En 2021, lorsque le gouvernement congolais lance le concours des plans d’affaires dans le cadre du PADMPME, elle soumet son projet d’une pâtisserie moderne. Son but est de sortir son entreprise de la cuisine de son foyer pour imposer son enseigne sur la place publique. Elle est sélectionnée et entre en programme pour bénéficier des formations en entrepreneuriat notamment des cours de management, de marketing et d’autres modules de renforcement des capacités managériales comprenant également des sessions de coaching et de mentorat. Une subvention financière lui permet de sortir et de lancer une boutique sur la voie principale Kinshasa-Matadi.

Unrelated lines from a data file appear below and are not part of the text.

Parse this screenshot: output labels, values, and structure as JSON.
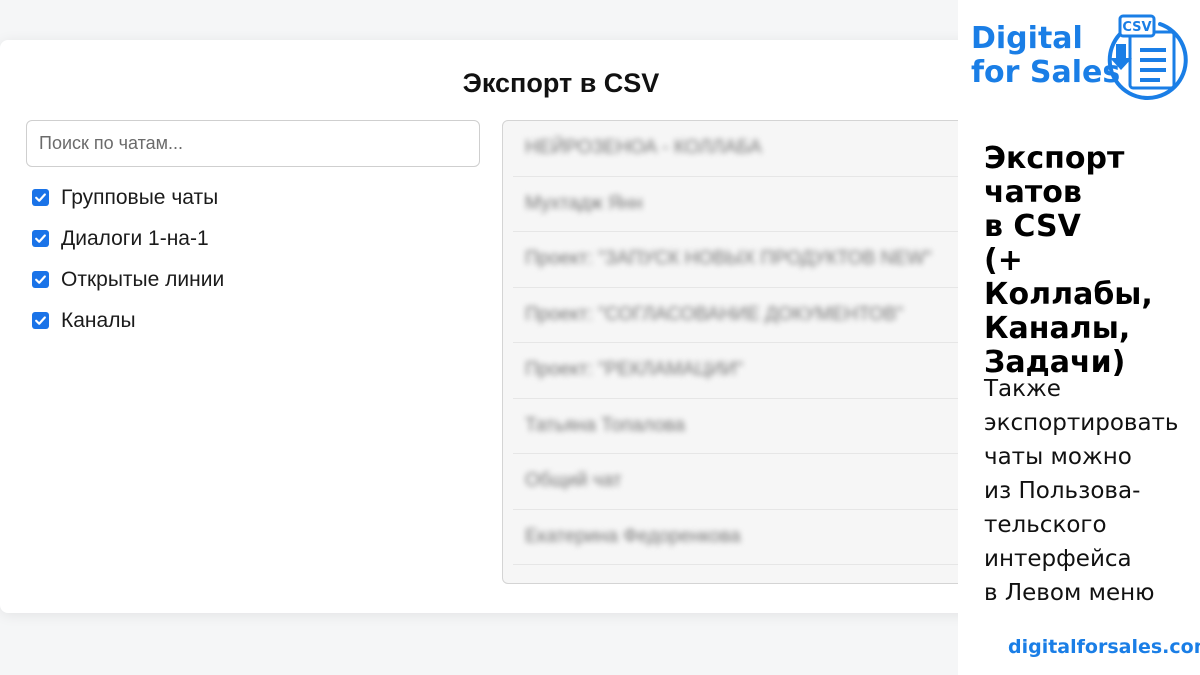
{
  "dialog": {
    "title": "Экспорт в CSV",
    "search_placeholder": "Поиск по чатам...",
    "filters": [
      {
        "label": "Групповые чаты",
        "checked": true
      },
      {
        "label": "Диалоги 1-на-1",
        "checked": true
      },
      {
        "label": "Открытые линии",
        "checked": true
      },
      {
        "label": "Каналы",
        "checked": true
      }
    ],
    "chat_items": [
      "НЕЙРОЗЕНОА - КОЛЛАБА",
      "Мухтадж Янн",
      "Проект: \"ЗАПУСК НОВЫХ ПРОДУКТОВ NEW\"",
      "Проект: \"СОГЛАСОВАНИЕ ДОКУМЕНТОВ\"",
      "Проект: \"РЕКЛАМАЦИИ\"",
      "Татьяна Топалова",
      "Общий чат",
      "Екатерина Федоренкова"
    ]
  },
  "promo": {
    "brand_line1": "Digital",
    "brand_line2": "for Sales",
    "logo_badge": "CSV",
    "title_lines": [
      "Экспорт",
      "чатов",
      "в CSV",
      "(+ Коллабы,",
      "Каналы,",
      "Задачи)"
    ],
    "desc_lines": [
      "Также",
      "экспортировать",
      "чаты можно",
      "из Пользова-",
      "тельского",
      "интерфейса",
      "в Левом меню"
    ],
    "url": "digitalforsales.com"
  },
  "colors": {
    "accent": "#1a7ee6",
    "checkbox": "#1a73e8"
  }
}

C’est son entreprise de pâtisserie, « Aux délices de Gad-Eytan », (du nom de ses deux enfants), qui a officié au cocktail de l’atelier de restitution des résultats du Concours des plans d’affaires organisé par le PADMPME. Ce projet du gouvernement pour le soutien à l’entrepreneuriat productif et des services à valeur ajoutée vise à accroître la part des PME dans l’économie et à créer des opportunités d’emplois principalement pour les jeunes et les femmes. Jeune et femme, Abigaël est fière d’avoir été sélectionnée parmi les 960 jeunes entrepreneurs de Kinshasa, Goma, Lubumbashi et Matadi, sa ville. L’événement se passe dans le même palace, même salle que le concours de beauté, mais c’est désormais la planche de la pâtisserie qui l’impose dans le paysage. Le parcours est différent, mais toujours un rêve devenu réalité.